Mais en réalité, “pour la majorité des médecins généralistes, comme pour les patients, rien n’a changé depuis 4 mois”, modère Richard Vautrey, médecin généraliste à Leeds, au nord de l’Angleterre. Estimation confirmés à l’Association médicale britannique (British medical association), le premier syndicat de médecins.

 

“Privatisation du NHS”

Le CCG de l’ouest de Londres, particulièrement innovant, est donc une exception, comme le reconnaît Carolyn Regan. “Seuls 5 à 10% des médecins sont réellement impliqués dans les CCG, poursuit Richard Vautrey. Il y a beaucoup d’incertitudes sur leurs compétences exactes, la nouvelle organisation est peu lisible. Mais surtout, la contrainte financière est si forte que les marges de manœuvre sont très étroites”.

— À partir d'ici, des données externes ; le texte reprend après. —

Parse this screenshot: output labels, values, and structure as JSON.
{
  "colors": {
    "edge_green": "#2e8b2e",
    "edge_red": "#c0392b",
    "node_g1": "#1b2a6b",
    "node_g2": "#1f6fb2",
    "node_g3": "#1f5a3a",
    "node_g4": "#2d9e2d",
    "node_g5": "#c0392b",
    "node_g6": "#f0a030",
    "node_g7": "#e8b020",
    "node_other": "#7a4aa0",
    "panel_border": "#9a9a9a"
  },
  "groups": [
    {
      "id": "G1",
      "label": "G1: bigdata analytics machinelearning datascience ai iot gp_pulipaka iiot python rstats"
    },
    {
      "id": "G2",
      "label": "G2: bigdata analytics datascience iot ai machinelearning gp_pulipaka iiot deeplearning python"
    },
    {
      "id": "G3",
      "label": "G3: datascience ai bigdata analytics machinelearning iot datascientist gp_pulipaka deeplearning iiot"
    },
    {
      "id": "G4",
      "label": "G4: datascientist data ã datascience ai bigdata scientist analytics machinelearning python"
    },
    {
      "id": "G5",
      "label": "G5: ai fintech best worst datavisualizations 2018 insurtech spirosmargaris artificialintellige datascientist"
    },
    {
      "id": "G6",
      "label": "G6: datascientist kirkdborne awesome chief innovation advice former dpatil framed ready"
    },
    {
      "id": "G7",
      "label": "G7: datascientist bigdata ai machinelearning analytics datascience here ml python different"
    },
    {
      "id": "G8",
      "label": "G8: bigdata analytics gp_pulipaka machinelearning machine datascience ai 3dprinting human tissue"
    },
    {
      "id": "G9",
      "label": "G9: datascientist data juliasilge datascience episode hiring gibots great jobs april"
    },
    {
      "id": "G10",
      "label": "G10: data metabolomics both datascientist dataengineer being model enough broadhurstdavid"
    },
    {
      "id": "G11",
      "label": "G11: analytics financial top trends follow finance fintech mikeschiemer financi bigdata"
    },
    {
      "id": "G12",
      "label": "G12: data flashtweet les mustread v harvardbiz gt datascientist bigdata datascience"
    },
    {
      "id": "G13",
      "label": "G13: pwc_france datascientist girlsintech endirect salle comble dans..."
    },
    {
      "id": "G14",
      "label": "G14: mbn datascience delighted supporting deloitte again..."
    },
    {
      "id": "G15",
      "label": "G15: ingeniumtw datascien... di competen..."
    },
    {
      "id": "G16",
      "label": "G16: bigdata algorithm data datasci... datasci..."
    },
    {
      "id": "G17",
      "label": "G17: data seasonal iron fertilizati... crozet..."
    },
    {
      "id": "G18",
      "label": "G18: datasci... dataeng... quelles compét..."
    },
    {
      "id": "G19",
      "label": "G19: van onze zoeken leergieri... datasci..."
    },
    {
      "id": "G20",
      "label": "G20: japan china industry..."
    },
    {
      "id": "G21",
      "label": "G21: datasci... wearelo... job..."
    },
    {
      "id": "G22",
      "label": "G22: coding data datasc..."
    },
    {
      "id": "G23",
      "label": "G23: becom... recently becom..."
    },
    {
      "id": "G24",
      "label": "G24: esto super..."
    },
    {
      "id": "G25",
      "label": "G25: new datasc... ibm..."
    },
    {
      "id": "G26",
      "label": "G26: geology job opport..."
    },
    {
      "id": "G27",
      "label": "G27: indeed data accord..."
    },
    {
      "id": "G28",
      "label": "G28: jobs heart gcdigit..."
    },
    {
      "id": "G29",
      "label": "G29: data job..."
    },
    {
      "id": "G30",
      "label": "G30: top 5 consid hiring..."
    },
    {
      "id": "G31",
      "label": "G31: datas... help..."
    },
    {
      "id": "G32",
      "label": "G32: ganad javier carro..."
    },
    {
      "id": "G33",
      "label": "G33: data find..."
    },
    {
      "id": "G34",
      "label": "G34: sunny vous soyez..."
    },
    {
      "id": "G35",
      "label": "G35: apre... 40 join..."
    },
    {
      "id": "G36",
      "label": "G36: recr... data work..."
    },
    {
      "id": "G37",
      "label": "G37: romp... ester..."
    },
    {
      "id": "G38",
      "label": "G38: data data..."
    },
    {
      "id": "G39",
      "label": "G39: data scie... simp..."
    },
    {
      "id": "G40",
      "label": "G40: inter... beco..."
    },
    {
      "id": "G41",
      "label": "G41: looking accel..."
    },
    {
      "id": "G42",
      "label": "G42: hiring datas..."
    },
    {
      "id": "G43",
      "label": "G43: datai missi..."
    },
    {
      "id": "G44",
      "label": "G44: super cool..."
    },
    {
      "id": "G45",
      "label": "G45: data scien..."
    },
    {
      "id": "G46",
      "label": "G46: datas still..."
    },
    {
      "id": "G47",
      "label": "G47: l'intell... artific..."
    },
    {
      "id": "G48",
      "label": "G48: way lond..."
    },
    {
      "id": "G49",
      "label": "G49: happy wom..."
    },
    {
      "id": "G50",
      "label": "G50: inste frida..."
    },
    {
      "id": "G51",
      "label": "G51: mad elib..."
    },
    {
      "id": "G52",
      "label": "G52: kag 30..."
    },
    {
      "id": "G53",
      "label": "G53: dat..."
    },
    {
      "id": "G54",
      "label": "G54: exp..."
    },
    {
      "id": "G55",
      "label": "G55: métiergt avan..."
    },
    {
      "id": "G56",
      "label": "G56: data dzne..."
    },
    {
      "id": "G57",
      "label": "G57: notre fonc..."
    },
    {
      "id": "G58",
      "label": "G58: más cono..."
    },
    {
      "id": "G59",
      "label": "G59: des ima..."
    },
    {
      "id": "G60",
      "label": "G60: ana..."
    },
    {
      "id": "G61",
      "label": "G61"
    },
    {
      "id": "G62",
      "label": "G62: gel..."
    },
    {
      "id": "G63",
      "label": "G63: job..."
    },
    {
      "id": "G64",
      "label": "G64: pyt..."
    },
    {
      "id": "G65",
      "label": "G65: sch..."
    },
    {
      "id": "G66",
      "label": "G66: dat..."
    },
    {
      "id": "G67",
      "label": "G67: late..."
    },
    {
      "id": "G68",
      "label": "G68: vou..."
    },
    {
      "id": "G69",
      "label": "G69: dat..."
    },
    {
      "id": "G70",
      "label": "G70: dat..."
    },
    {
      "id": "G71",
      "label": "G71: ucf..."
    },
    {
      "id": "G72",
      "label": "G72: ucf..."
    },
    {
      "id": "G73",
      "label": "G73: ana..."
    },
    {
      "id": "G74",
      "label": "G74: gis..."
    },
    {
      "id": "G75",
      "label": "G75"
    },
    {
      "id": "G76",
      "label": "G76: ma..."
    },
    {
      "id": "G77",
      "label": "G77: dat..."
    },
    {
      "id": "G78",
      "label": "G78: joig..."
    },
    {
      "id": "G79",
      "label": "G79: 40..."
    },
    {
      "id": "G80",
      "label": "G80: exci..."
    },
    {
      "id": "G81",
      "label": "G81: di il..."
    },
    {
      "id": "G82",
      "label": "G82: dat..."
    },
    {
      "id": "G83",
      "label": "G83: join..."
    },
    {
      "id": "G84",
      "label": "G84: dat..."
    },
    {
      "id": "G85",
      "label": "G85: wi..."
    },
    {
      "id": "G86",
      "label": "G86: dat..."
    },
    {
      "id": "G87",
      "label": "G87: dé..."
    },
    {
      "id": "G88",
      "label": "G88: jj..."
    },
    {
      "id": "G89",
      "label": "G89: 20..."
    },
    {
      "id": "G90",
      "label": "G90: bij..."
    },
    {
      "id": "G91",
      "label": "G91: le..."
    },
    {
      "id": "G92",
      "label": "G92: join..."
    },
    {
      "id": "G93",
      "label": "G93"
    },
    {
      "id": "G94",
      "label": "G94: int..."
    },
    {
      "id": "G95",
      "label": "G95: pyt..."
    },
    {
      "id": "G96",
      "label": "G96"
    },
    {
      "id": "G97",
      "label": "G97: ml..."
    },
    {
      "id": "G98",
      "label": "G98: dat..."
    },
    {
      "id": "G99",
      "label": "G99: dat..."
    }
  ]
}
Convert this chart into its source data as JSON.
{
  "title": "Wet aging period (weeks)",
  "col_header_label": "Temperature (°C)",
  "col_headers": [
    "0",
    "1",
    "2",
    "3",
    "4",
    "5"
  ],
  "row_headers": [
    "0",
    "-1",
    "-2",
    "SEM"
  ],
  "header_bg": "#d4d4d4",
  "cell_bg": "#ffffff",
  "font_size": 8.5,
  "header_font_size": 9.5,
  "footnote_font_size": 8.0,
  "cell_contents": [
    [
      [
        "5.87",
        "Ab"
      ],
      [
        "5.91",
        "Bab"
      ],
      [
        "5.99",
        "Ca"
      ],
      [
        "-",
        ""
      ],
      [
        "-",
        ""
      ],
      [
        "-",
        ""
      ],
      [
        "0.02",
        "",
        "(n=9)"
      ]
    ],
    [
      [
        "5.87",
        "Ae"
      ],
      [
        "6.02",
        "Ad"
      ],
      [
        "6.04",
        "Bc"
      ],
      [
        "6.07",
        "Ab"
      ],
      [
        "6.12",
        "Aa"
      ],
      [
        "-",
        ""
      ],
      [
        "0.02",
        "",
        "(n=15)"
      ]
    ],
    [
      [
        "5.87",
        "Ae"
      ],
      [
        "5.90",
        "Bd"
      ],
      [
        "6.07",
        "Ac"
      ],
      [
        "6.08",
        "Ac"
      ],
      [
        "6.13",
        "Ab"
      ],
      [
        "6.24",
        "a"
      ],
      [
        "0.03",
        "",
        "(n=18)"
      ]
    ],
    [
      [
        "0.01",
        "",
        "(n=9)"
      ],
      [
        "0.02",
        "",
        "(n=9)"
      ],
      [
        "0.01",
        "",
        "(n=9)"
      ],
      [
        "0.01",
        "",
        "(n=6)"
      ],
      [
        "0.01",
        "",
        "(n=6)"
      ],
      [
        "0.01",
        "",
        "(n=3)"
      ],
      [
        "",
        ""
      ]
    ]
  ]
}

Selon le gouvernement, cette nouvelle organisation du NHS doit permettre de relever plusieurs défis: limiter la progression des dépenses hospitalières, développer la santé publique afin d’enrayer l’épidémie d’obésité et de diabète qui frappe la Grande- Bretagne, ou encore lutter contre les inégalités sociales de santé. Autant de sujets qui font écho en France. Mais les détracteurs de la réforme craignent qu’une “privatisation du NHS” soit ainsi à l’œuvre.